Ohm's Law is a fundamental principle in the world of electronics and physics, expressing the relationship between voltage, current, and resistance in an electrical circuit. It can be stated as: Voltage (V) = Current (I) × Resistance (R). Simply put, this law implies that the current flowing through a conductor between two points is directly proportional to the voltage across the two points, provided the temperature remains constant.

Ohm's Law is crucial when dealing with circuits, including those with resistors in series and parallel configurations. For instance, if you know the voltage across a resistor and its resistance, you can calculate the current using the formula I = V/R. Conversely, knowing the current and resistance allows you to compute the voltage. This core principle helps us to find the equivalent resistance of a series or parallel circuit by rearranging the formula to solve for the missing variable.
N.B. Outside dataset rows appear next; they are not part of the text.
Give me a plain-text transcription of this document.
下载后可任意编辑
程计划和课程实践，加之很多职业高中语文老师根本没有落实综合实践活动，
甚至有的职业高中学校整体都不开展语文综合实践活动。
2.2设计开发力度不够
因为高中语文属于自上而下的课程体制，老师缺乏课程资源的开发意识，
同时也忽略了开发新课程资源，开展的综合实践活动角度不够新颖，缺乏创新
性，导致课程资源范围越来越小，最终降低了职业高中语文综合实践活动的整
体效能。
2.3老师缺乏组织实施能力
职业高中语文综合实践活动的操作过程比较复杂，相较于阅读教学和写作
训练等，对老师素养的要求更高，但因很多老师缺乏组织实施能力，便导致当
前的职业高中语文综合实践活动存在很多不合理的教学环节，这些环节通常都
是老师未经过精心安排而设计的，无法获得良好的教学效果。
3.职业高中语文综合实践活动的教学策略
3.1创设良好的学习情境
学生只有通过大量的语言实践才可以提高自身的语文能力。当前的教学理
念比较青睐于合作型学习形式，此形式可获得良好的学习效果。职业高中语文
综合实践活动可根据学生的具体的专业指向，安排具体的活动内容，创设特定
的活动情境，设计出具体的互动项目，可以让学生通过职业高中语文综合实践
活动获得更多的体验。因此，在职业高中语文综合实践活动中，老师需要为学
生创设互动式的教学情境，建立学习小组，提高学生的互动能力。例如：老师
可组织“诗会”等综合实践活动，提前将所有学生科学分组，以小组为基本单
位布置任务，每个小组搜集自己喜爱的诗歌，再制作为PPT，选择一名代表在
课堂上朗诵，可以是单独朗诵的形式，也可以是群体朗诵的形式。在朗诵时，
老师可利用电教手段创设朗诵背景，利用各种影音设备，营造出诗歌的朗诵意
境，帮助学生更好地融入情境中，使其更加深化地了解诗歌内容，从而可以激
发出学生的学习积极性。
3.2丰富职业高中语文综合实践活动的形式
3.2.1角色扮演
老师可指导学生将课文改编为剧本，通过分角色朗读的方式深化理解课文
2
Understanding Ohm's Law is essential for solving a wide range of electrical problems, from simple tasks like calculating the resistance required for an LED to more complex issues like the one we see in this textbook exercise.

Equivalent Resistance

Equivalent resistance is a concept used to simplify the analysis of circuits with multiple resistors. It gives us a single value that can replace a combination of resistors without changing the overall current or voltage in the circuit.

In a series circuit, the equivalent resistance is the sum of all resistor values, since the current must pass through each resistor one after the other. The formula is R_eq-series = R₁ + R₂ + ... + R_n. This is why in our exercise, when the resistors were in series, their total resistance was simply added to find the equivalent resistance.
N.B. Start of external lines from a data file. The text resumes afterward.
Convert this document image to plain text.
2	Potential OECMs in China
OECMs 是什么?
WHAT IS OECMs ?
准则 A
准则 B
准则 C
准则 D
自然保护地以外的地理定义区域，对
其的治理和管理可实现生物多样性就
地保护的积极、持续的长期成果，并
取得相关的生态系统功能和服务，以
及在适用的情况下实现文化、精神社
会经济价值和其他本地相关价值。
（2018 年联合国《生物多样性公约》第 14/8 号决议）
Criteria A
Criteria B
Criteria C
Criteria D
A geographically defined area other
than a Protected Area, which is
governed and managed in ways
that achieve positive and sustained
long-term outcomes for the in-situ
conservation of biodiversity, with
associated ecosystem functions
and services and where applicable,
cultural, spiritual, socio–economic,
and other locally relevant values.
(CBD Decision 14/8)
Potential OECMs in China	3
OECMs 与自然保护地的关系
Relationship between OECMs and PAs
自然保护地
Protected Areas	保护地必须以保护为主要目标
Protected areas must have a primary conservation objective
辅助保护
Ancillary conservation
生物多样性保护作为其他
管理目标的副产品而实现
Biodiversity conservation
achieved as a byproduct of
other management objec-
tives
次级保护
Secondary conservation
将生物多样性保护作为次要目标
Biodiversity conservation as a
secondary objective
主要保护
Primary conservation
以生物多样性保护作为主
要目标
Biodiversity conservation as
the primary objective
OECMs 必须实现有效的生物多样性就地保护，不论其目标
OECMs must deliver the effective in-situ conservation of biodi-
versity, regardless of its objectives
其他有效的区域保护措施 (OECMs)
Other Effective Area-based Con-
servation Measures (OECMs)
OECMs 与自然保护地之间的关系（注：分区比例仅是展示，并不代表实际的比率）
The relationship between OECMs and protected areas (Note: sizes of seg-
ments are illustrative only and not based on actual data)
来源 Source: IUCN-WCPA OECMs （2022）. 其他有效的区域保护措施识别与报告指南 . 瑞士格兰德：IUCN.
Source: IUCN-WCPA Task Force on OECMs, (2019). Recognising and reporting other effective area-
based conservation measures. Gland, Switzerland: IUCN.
When resistors are placed in parallel, the equivalent resistance can be found by the formula \( 1/R_{eq-parallel} = 1/R1 + 1/R2 + ... + 1/Rn \). The total resistance in a parallel circuit is always less than the smallest individual resistance because the current has multiple paths to take, reducing the overall opposition to current flow. Hence, the exercise required us to compute the reciprocal of the sum of the reciprocals of the resistances to find the equivalent resistance in a parallel arrangement.

Electric Current

Electric current is the rate at which electric charge flows past a point in a circuit, measured in amperes (A). It results from the motion of electrons and is driven by a voltage or electromotive force (emf). Current can be either direct (DC), flowing in one direction, or alternating (AC), periodically reversing direction.
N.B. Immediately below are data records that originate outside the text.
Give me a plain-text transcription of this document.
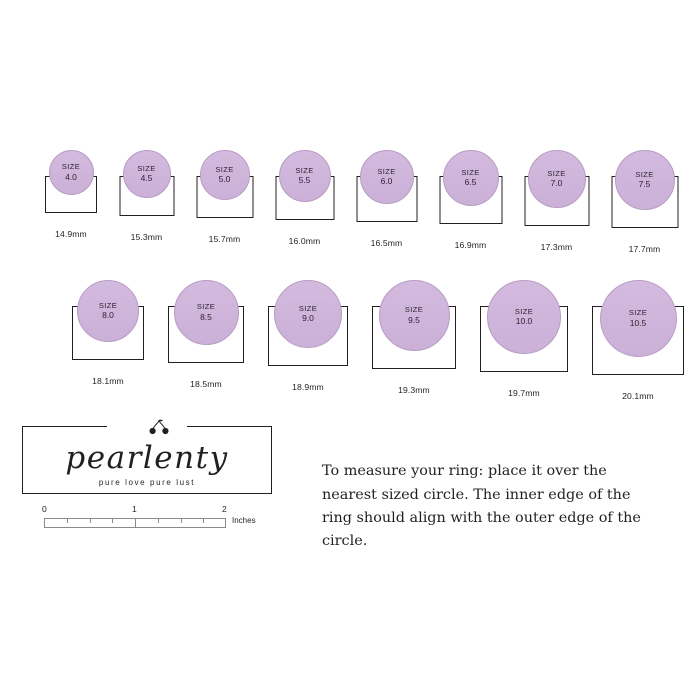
SIZE
4.0
14.9mm
SIZE
4.5
15.3mm
SIZE
5.0
15.7mm
SIZE
5.5
16.0mm
SIZE
6.0
16.5mm
SIZE
6.5
16.9mm
SIZE
7.0
17.3mm
SIZE
7.5
17.7mm
SIZE
8.0
18.1mm
SIZE
8.5
18.5mm
SIZE
9.0
18.9mm
SIZE
9.5
19.3mm
SIZE
10.0
19.7mm
SIZE
10.5
20.1mm
pearlenty
pure love pure lust
0	1	2
Inches

To measure your ring: place it over the nearest sized circle. The inner edge of the ring should align with the outer edge of the circle.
In the context of our exercise, current is what flows through the resistors when connected to an emf source. When resistors are connected in series, the current is the same through each one, as there is only one path for the current to follow. However, in a parallel arrangement, the current may split and take multiple paths, with each path carrying a fraction of the total current based on the resistance present in it. Understanding how current divides in parallel circuits and remains constant in series circuits is key to analyzing and designing electrical networks.

Electromotive Force (emf)

Electromotive force, often abbreviated as emf, is the energy provided by a cell or battery per coulomb of charge passing through it, measured in volts (V). It is essentially the voltage that drives the current in a closed circuit. An important distinction to note is that emf refers to the voltage when no current is flowing, while the actual voltage across a device when current is present may be less due to internal resistance.

In our exercise, the emf is the voltage being provided by the device across the two resistors, which remains constant at 40.0 V regardless of how the resistors are connected. The concept of emf is central to understanding how energy sources power circuits and what initiates the flow of electric current. It is especially crucial when dealing with batteries and power supplies in both theoretical problems and practical applications.